The Cloister

Home > Other > The Cloister > Page 16
The Cloister Page 16

by James Carroll


  “It was regular, until now. I should have had the monthly flowers three weeks ago.”

  The Jew nodded. “The body economizes with blood now, supplying the coming child. In these weeks, are mornings difficult for you?”

  “Yes. Biliousness.”

  “Also as it should be. The body purifies itself, expelling malignant humors. The Lord is making you ready. You will be formidable at this. You were made for it.”

  Héloïse was stunned to find tears welling in her eyes. “My mother died while giving birth.” She blurted this, having never meant to refer to her poor mother’s fate, the trauma of her own witnessing of it.

  “I am sorry. But that unhappy outcome…it was not when you yourself were born?”

  “No.”

  He moved his head up and down, slowly—indicating a conclusion. “You will die, my lady,” he said. “But not of this child. Not of this birth. You will live a long, good life.” The Jew said this as if his knowledge were certain, and Héloïse thought of Simeon, the just man of Jerusalem who consoled the Mother of Jesus. The Jew continued, “Still, it is true that the birth will be difficult, and you are right to be afraid. It is fear that I sense in you, is it not?”

  The tears spilled out of her eyes. Héloïse nodded yes.

  The Jew reached across the table and took her hand. “But you were made to bear the difficulty. The fearsomeness will be nothing when your child is placed in your arms.”

  “Saint Paul says as much,” Peter put in, but neither the Jew nor Héloïse acknowledged him.

  “I repeat…” the Jew began. Now he covered the hand of Héloïse with his second hand. “You will be formidable.”

  “And between now and then?” Peter asked.
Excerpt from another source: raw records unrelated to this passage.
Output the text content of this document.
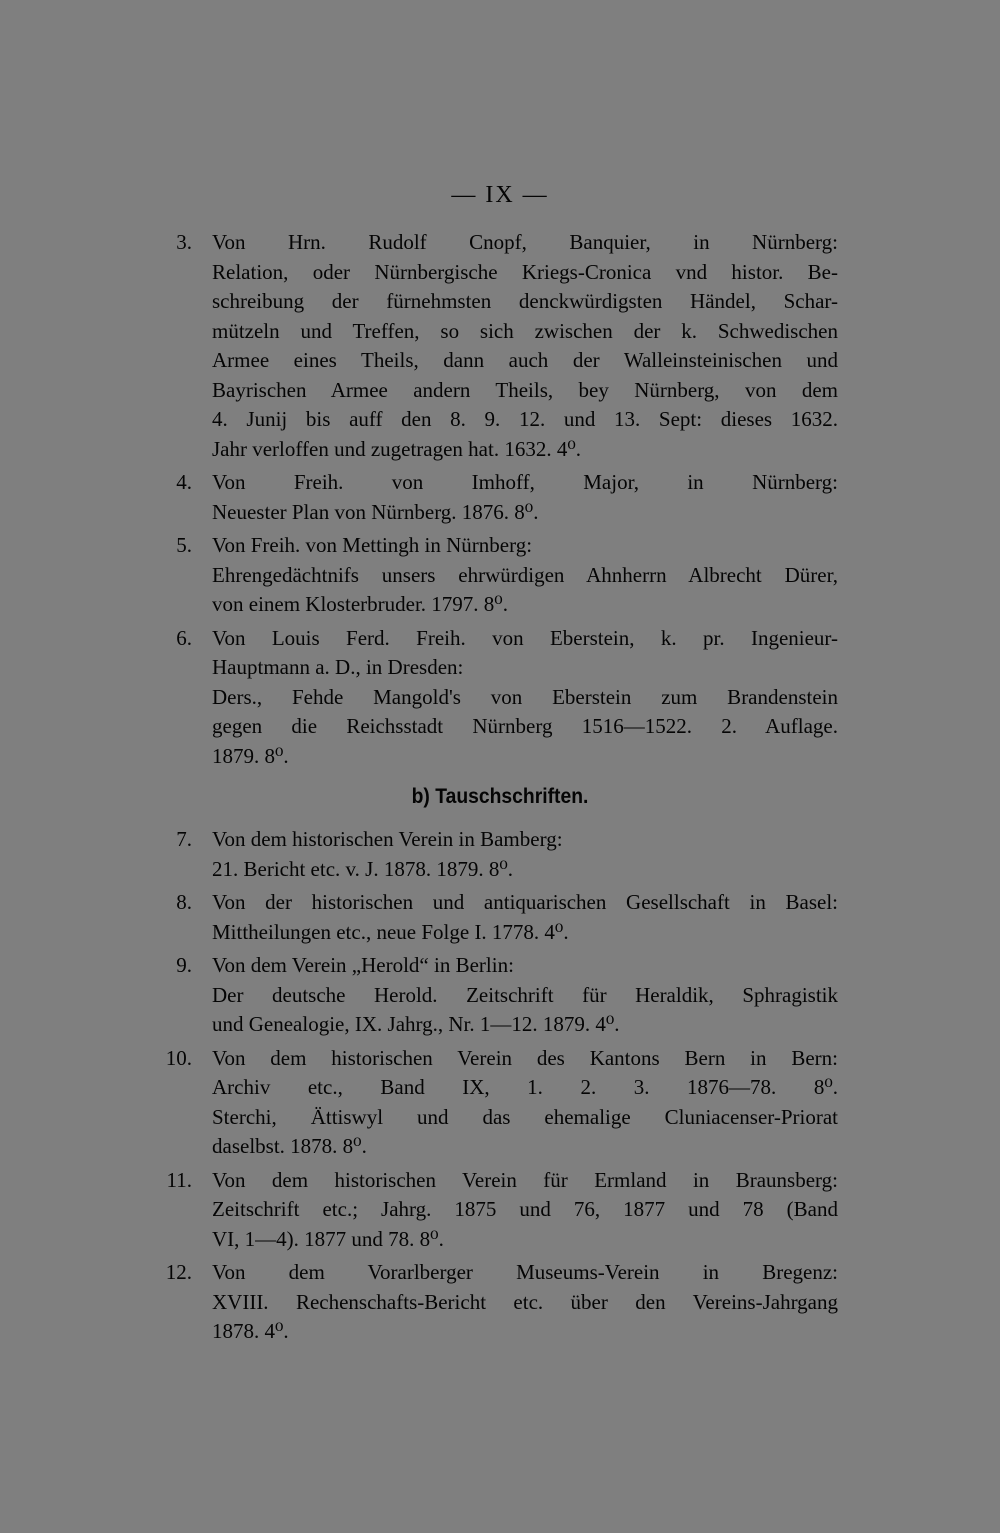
— IX —
3. Von Hrn. Rudolf Cnopf, Banquier, in Nürnberg:
Relation, oder Nürnbergische Kriegs-Cronica vnd histor. Be-
schreibung der fürnehmsten denckwürdigsten Händel, Schar-
mützeln und Treffen, so sich zwischen der k. Schwedischen
Armee eines Theils, dann auch der Walleinsteinischen und
Bayrischen Armee andern Theils, bey Nürnberg, von dem
4. Junij bis auff den 8. 9. 12. und 13. Sept: dieses 1632.
Jahr verloffen und zugetragen hat. 1632. 4⁰.
4. Von Freih. von Imhoff, Major, in Nürnberg:
Neuester Plan von Nürnberg. 1876. 8⁰.
5. Von Freih. von Mettingh in Nürnberg:
Ehrengedächtnifs unsers ehrwürdigen Ahnherrn Albrecht Dürer,
von einem Klosterbruder. 1797. 8⁰.
6. Von Louis Ferd. Freih. von Eberstein, k. pr. Ingenieur-
Hauptmann a. D., in Dresden:
Ders., Fehde Mangold's von Eberstein zum Brandenstein
gegen die Reichsstadt Nürnberg 1516—1522. 2. Auflage.
1879. 8⁰.
b) Tauschschriften.
7. Von dem historischen Verein in Bamberg:
21. Bericht etc. v. J. 1878. 1879. 8⁰.
8. Von der historischen und antiquarischen Gesellschaft in Basel:
Mittheilungen etc., neue Folge I. 1778. 4⁰.
9. Von dem Verein „Herold“ in Berlin:
Der deutsche Herold. Zeitschrift für Heraldik, Sphragistik
und Genealogie, IX. Jahrg., Nr. 1—12. 1879. 4⁰.
10. Von dem historischen Verein des Kantons Bern in Bern:
Archiv etc., Band IX, 1. 2. 3. 1876—78. 8⁰.
Sterchi, Ättiswyl und das ehemalige Cluniacenser-Priorat
daselbst. 1878. 8⁰.
11. Von dem historischen Verein für Ermland in Braunsberg:
Zeitschrift etc.; Jahrg. 1875 und 76, 1877 und 78 (Band
VI, 1—4). 1877 und 78. 8⁰.
12. Von dem Vorarlberger Museums-Verein in Bregenz:
XVIII. Rechenschafts-Bericht etc. über den Vereins-Jahrgang
1878. 4⁰.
  The Jew waited for Héloïse to ratify the question with her nod. He said, “What you eat will affect your unborn child. Dry food. Avoid fluids that are cold. Avoid acidic fruits like pomegranate, or mix them with wine. Dry and crush the flowers of fruit-bearing plants and brew them into tea. As the time progresses, confinement is appropriate, as if you yourself were returning to the womb. When the child is coming, you will do well to have your flanks rubbed with rose oil, but only for comfort. Your body will supply what you and your child need. Trust that.”

  “Will the child be deformed?”

  The Jew shrugged. “No more than all the sons and daughters of Adam are. Some deformities are of the body, some are of the spirit—but no one is spared, which is why we must be kind to one another. Caring for yourself is the way to care for your child. Leave the rest to the Holy One, who watches you. Nay, who abides in you right now. It is the Holy One you are carrying. Blessed are you, my lady.”

  The Jew stood. When his glance went to Peter, Peter said, “You know that, for us, there will be particular troubles.”

  The Jew nodded. “Your privilege, Master, is to protect her from the troubles. Protecting your woman is your privilege and solemn obligation.”

  Héloïse stood, but she leaned forward. “The barley seed,” she said. “The wheat.”

  “Yes.” The Jew turned and took a small square of purple velvet and a cord from a shelf—material prepared for such a purpose. He placed the square in the palm of one hand, then, with the other, swept the seeds and shoot onto the velvet, folded its corners up, and deftly tied them with the cord—a pouch. He handed it to Héloïse.

  She said, “I will do as you said, but for Master Peter’s sake. I know I have a son.”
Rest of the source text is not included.